Sevgili dostlar,
Bazı aile fotoğrafları vardır; aile reisi, oğullar, abiler gururla yanyana durur, arada gözü morarmış kadınlar, kolu sargılı kızlar zoraki gülümseyerek poz verir. Çünkü adettir: Kol kırılır, yen içinde kalır. Ailede dayak vardır, şiddet vardır; ama dışarı mutlu aile fotoğrafı vermek mecburiyeti de vardır. Kan kusulur, “kızılcık şerbeti içtim” denir.
Dün, Atatürk’ün öncülüğünde milli mücadelenin başlamasının 100. yıldönümü kutlamasında, sekiz parti liderinin çektirdiği fotoğraf, bana bu tür bir aile fotoğrafını hatırlattı.
Ana muhalefet lideri Kılıçdaroğlu’na yapılan linç girişiminin üzerinden daha bir ay geçmedi. CHP liderinin sağ yanında poz veren Erdoğan da Bahçeli de kendisini arayıp bir geçmiş olsun demedi; tersine linç girişiminin yapıldığı cenaze törenine gittiği için onu suçladılar. Sonra da CHP adayının kazandığı İstanbul seçimini iptal ettirdiler. Bu yaşananlardan sonra o kadroyla çekilen “aile fotoğrafı”na olsa olsa Erdoğan’ın zafer fotoğrafı denilebilir.
Türkiye ne yazık ki, bu türden milli birlik müsamerelerini çoktan geride bıraktı. Artık zulmedenler ve zulmedilenler var; hak yiyenler ve haksızlığa uğrayanlar… Linç edenler ve edilenler…
CHP, seçim öncesi Erdoğan’ın işine yarayacak hiçbir gerginliğin tarafı olmak istemiyor; ancak bu kez de “Stockholm sendromu”na kapılmış görüntüsü veriyor. Bu maçolar fotoğrafında olmayan İyi Parti Genel Başkanı Akşener’in geceyarısı evi basıldı. Yine fotoğrafta olmayan HDP’nin eski eş Genel Başkanı Demirtaş hala hapiste… Onların yer almadığı bir aile fotoğrafında linçe, baskına, hapse onay verenlerle poz vermek, Kılıçdaroğlu için abartılı bir iyi niyet gösterisi oldu.

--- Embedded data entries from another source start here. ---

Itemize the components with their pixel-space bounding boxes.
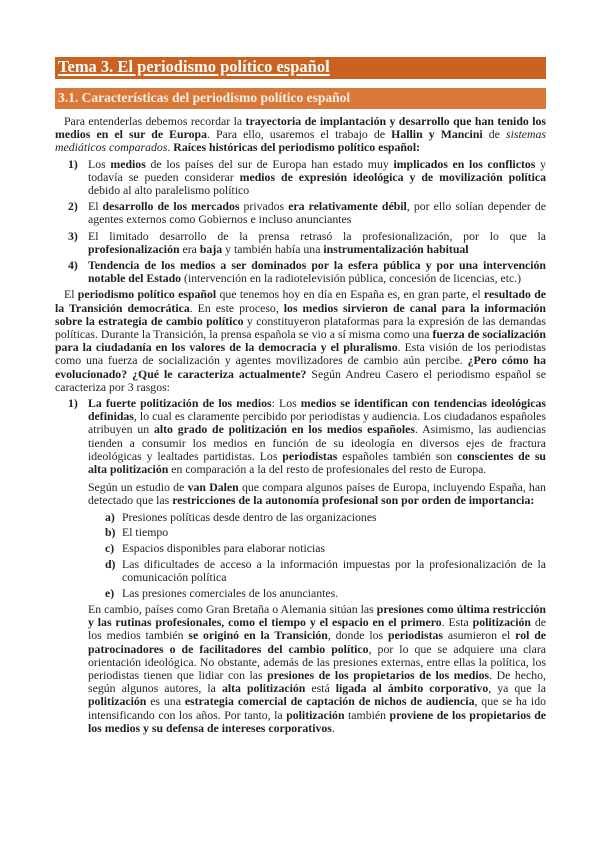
section-title-bar: 3.1. Características del periodismo polí… <box>55 88 546 109</box>
list-item-number: 3) <box>68 230 78 243</box>
list-item-text: Presiones políticas desde dentro de las … <box>122 510 377 524</box>
list-item-text: El tiempo <box>122 525 168 539</box>
trait-main-paragraph: La fuerte politización de los medios: Lo… <box>88 397 546 476</box>
list-item: d) Las dificultades de acceso a la infor… <box>88 558 546 584</box>
trait-item: 1) La fuerte politización de los medios:… <box>55 397 546 735</box>
list-item: e) Las presiones comerciales de los anun… <box>88 587 546 600</box>
list-item-letter: c) <box>105 542 114 555</box>
vandalen-paragraph: Según un estudio de van Dalen que compar… <box>88 481 546 507</box>
section-title: 3.1. Características del periodismo polí… <box>58 90 350 105</box>
list-item-letter: e) <box>105 587 114 600</box>
list-item-text: Las presiones comerciales de los anuncia… <box>122 586 338 600</box>
list-item: a) Presiones políticas desde dentro de l… <box>88 511 546 524</box>
list-item-text: Espacios disponibles para elaborar notic… <box>122 541 325 555</box>
list-item: c) Espacios disponibles para elaborar no… <box>88 542 546 555</box>
list-item-text: Tendencia de los medios a ser dominados … <box>88 258 546 285</box>
list-item-letter: a) <box>105 511 115 524</box>
list-item-text: El desarrollo de los mercados privados e… <box>88 199 546 226</box>
list-item-number: 1) <box>68 397 78 410</box>
trait-body: La fuerte politización de los medios: Lo… <box>88 397 546 735</box>
chapter-title-bar: Tema 3. El periodismo político español <box>55 57 546 79</box>
list-item: b) El tiempo <box>88 526 546 539</box>
historical-roots-list: 1) Los medios de los países del sur de E… <box>55 158 546 286</box>
list-item-letter: b) <box>105 526 116 539</box>
list-item: 3) El limitado desarrollo de la prensa r… <box>55 230 546 256</box>
closing-paragraph: En cambio, países como Gran Bretaña o Al… <box>88 603 546 735</box>
document-body: Para entenderlas debemos recordar la tra… <box>55 115 546 735</box>
chapter-title: Tema 3. El periodismo político español <box>58 57 330 76</box>
document-page: Tema 3. El periodismo político español 3… <box>0 0 599 848</box>
list-item-letter: d) <box>105 558 116 571</box>
restrictions-list: a) Presiones políticas desde dentro de l… <box>88 511 546 600</box>
list-item-number: 1) <box>68 158 78 171</box>
list-item-text: Los medios de los países del sur de Euro… <box>88 157 546 197</box>
list-item-number: 4) <box>68 259 78 272</box>
transition-paragraph: El periodismo político español que tenem… <box>55 288 546 394</box>
list-item: 4) Tendencia de los medios a ser dominad… <box>55 259 546 285</box>
intro-paragraph: Para entenderlas debemos recordar la tra… <box>55 115 546 155</box>
list-item-number: 2) <box>68 200 78 213</box>
list-item: 1) Los medios de los países del sur de E… <box>55 158 546 198</box>
list-item: 2) El desarrollo de los mercados privado… <box>55 200 546 226</box>
list-item-text: Las dificultades de acceso a la informac… <box>122 557 546 584</box>
list-item-text: El limitado desarrollo de la prensa retr… <box>88 229 546 256</box>
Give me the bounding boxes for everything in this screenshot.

Artık yanyana somurtan sekiz erkek fotoğrafıyla birlik tazeleyecek noktada değil Türkiye…
19 Mayıs’ın 100. yılına, kadınların, erkeklerin, Türklerin Kürtlerin, baskın yiyenlerin, linç edilenlerin, demokratik bir cumhuriyet talebiyle omuz omuza yanyana duracağı bir fotoğraf yakışırdı.